Egyptian Underworld

The ancient Egyptians believed that a person was composed of five elements: the ka, ba, akh, name and shadow. At death these elements separate and in order for the person to attain eternal life they must be successfully reunited through funerary rituals and the dead person's actions. This is because the dead person was thought to have travelled to the underworld during the night following their death, a perilous journey for which guides were provided in the form of scenes painted onto tomb walls, their sarcophagus or papyrus scrolls. The journey echoes the journey made by the sun, which 'dies' every night and travels through the underworld, in a boat on the underground Nile, and is regenerated during that journey before being 'born' each morning.

After death Pharoah takes the same journey as the sun through the twelve hours of the night - through temporally defined realms which echo the myth of Osiris, who was murdered, hacked into pieces, thrown into the Nile, but collected by his devoted wife, Isis, who brought him back to life:

Hour 1: the sun god enters the western horizon.

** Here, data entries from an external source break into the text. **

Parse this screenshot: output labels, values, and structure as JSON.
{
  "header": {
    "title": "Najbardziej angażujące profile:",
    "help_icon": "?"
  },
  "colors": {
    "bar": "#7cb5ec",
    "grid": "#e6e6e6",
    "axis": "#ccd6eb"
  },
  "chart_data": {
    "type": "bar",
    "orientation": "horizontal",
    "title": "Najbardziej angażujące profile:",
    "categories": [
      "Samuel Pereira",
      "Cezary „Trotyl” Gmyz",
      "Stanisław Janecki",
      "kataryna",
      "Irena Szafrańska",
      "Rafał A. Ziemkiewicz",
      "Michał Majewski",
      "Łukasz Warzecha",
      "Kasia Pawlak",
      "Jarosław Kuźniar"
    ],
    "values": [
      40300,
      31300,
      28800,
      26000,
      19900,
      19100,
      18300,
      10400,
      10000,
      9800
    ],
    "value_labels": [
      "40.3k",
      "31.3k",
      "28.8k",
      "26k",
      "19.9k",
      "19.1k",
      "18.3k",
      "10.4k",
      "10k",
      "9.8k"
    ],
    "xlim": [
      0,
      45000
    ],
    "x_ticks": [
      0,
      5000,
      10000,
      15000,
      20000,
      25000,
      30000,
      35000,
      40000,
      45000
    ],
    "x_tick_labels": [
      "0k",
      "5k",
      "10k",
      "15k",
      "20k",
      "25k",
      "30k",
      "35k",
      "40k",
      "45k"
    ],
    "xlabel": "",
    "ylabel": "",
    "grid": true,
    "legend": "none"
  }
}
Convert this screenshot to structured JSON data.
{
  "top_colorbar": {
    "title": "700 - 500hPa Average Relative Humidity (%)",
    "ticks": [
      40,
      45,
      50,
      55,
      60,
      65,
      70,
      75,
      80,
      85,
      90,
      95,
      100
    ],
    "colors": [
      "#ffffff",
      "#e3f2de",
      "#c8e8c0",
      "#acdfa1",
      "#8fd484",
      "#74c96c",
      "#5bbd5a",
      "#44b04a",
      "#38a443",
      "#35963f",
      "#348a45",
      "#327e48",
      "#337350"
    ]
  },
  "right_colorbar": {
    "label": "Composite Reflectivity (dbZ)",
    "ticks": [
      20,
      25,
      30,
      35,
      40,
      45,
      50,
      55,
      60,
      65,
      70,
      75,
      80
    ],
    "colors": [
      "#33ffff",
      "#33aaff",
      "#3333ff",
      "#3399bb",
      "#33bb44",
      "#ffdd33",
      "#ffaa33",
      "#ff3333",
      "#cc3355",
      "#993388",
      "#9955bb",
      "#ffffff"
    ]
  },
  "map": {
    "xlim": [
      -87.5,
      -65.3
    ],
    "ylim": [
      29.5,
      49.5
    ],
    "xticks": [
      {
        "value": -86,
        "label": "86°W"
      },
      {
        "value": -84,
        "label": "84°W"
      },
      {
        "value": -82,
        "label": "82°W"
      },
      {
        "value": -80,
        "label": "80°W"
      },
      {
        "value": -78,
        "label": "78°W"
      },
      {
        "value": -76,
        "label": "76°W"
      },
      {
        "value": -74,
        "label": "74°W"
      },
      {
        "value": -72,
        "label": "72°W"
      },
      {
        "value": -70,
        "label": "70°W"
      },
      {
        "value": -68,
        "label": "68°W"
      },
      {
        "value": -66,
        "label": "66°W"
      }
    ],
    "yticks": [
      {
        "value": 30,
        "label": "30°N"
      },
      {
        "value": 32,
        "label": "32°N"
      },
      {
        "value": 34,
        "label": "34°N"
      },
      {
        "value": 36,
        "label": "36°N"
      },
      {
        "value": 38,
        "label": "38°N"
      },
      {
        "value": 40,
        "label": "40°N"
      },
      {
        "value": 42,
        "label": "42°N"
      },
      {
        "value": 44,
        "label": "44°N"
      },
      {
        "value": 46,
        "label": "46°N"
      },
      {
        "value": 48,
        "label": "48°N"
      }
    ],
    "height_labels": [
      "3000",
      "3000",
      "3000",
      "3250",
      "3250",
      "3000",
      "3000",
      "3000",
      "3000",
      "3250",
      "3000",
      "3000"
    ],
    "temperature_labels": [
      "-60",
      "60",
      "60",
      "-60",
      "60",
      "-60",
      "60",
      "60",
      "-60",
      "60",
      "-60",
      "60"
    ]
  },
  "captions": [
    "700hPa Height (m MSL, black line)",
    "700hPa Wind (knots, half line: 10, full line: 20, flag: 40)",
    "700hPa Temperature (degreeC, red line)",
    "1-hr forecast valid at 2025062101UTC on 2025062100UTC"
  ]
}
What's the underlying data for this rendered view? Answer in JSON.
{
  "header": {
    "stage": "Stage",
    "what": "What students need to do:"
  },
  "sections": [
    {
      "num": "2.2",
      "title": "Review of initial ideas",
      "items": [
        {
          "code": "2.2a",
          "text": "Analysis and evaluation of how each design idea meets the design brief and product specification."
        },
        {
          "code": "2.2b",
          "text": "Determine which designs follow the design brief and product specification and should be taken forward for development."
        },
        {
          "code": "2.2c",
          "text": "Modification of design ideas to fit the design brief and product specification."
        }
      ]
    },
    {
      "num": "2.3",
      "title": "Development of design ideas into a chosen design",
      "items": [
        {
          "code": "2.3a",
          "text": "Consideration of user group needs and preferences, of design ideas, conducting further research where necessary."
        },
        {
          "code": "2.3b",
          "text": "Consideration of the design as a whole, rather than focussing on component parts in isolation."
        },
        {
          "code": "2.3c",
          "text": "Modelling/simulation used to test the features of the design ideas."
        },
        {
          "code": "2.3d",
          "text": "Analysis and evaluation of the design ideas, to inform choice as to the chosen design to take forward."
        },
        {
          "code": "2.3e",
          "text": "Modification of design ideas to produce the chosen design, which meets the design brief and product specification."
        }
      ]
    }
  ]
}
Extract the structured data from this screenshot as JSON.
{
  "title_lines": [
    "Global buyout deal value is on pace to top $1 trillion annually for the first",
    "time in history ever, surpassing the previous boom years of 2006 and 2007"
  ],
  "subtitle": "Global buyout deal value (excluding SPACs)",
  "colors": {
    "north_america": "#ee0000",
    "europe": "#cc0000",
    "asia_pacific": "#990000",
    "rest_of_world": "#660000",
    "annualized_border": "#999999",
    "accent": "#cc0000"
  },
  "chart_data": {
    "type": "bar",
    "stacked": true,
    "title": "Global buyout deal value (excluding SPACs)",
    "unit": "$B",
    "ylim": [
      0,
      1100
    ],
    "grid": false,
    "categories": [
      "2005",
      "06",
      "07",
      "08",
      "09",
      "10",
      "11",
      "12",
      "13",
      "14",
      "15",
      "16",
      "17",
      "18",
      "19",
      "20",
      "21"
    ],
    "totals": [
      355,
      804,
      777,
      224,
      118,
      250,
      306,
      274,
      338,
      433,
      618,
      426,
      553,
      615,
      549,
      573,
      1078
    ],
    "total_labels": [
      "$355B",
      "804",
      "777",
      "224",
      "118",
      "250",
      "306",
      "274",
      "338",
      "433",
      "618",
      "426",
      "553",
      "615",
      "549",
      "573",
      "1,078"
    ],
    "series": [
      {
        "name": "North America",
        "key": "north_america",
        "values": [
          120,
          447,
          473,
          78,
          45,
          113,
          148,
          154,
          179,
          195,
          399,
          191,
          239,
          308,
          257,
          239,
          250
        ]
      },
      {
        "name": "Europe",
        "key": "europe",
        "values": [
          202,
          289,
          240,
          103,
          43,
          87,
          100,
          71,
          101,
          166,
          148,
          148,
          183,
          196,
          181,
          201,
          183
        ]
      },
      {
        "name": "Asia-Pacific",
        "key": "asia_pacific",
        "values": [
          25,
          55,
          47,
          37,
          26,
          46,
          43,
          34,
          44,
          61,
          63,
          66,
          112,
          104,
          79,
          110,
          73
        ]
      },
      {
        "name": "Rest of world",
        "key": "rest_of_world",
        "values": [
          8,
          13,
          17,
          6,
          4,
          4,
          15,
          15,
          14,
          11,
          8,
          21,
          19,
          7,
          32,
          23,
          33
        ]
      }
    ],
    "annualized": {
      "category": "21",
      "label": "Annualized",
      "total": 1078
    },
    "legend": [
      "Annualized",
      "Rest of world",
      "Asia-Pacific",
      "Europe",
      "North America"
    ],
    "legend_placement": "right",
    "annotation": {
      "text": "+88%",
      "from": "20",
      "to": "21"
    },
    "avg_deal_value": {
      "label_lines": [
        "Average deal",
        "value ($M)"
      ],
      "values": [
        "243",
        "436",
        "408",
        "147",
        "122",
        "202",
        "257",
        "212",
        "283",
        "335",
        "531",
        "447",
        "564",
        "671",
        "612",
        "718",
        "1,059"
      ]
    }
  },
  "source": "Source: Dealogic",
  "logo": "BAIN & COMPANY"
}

Hours 2 and 3: a watery realm called 'Wennes' or the 'Waters of Osiris'.

Hour 4: the desert realm of Sokar (the underworld hawk deity), where the solar boat travels on narrow, stepped, canals (top left).

Hour 5: the tomb of Osiris, built upon a lake of fire.

Hour 6: the ba of the sun god unites with his own body and the regeneration process begins (second left).

Hour 7: the sun god must overcome his adversary Apep (Apophis).
Hour 8: the sun god opens the doors of the tomb,

Hour 9: the sun god leaves the desert realm, rowing vigorously back into Wennes.

Hour 10: the regeneration process continues through immersion in the 'Waters of Osiris' (third left).

Hour 11: the sun god's eyes (a symbol for his health and well being) are fully regenerated (fourth left).

Hour 12: the sun god (as a scarab beetle) enters the eastern horizon ready to be reborn as the new day's sun (fifth left).

 An ordinary person, rather than Pharoah, does not want to be reborn as the sun god, but wants to be reborn at the same time as the sun god and then 'live happily ever after' in the afterlife. Their journey is, therefore, slightly different, although they still have to avoid monsters and be able to sustain themselves, as well as managing to be judged worthy of an afterlife of luxury in a rural idyll ('The Field of Reeds', Sekhet-Hetepet). Managing all this was of paramount importance and a large number of spells are recorded in order to help the dead person acheive their aim.

One of the fullest expositions is that of the 'Papyrus of Ani' (c. 1400BC), now in the British Museum and on which several sites about the Egyptian afterlife are based (the American artist, Richard Deurer has quite a good site with links to translations, but for those seeking more detail Catherine Seawright's article and links or the visual journey through the underworld using tomb paintings).

The contents cover:
  • The deceased entering the tomb, descending to the underworld, and the body regaining its powers of movement and speech.
  • An explanation of the mythic origin of the gods and places, which makes plausible the deceased being made to live again and arising, re-born, with the morning sun.
  • The deceased travelling across the sky in the sun's barque (boat) as one of the blessed dead.
  • In the evening, the deceased travelling to the underworld and - only if passing successfully through the 'Hall of Ma'at' or 'Hall of Judgement' appearing before Osiris.
  • The deceased assuming power in the universe as one of the gods.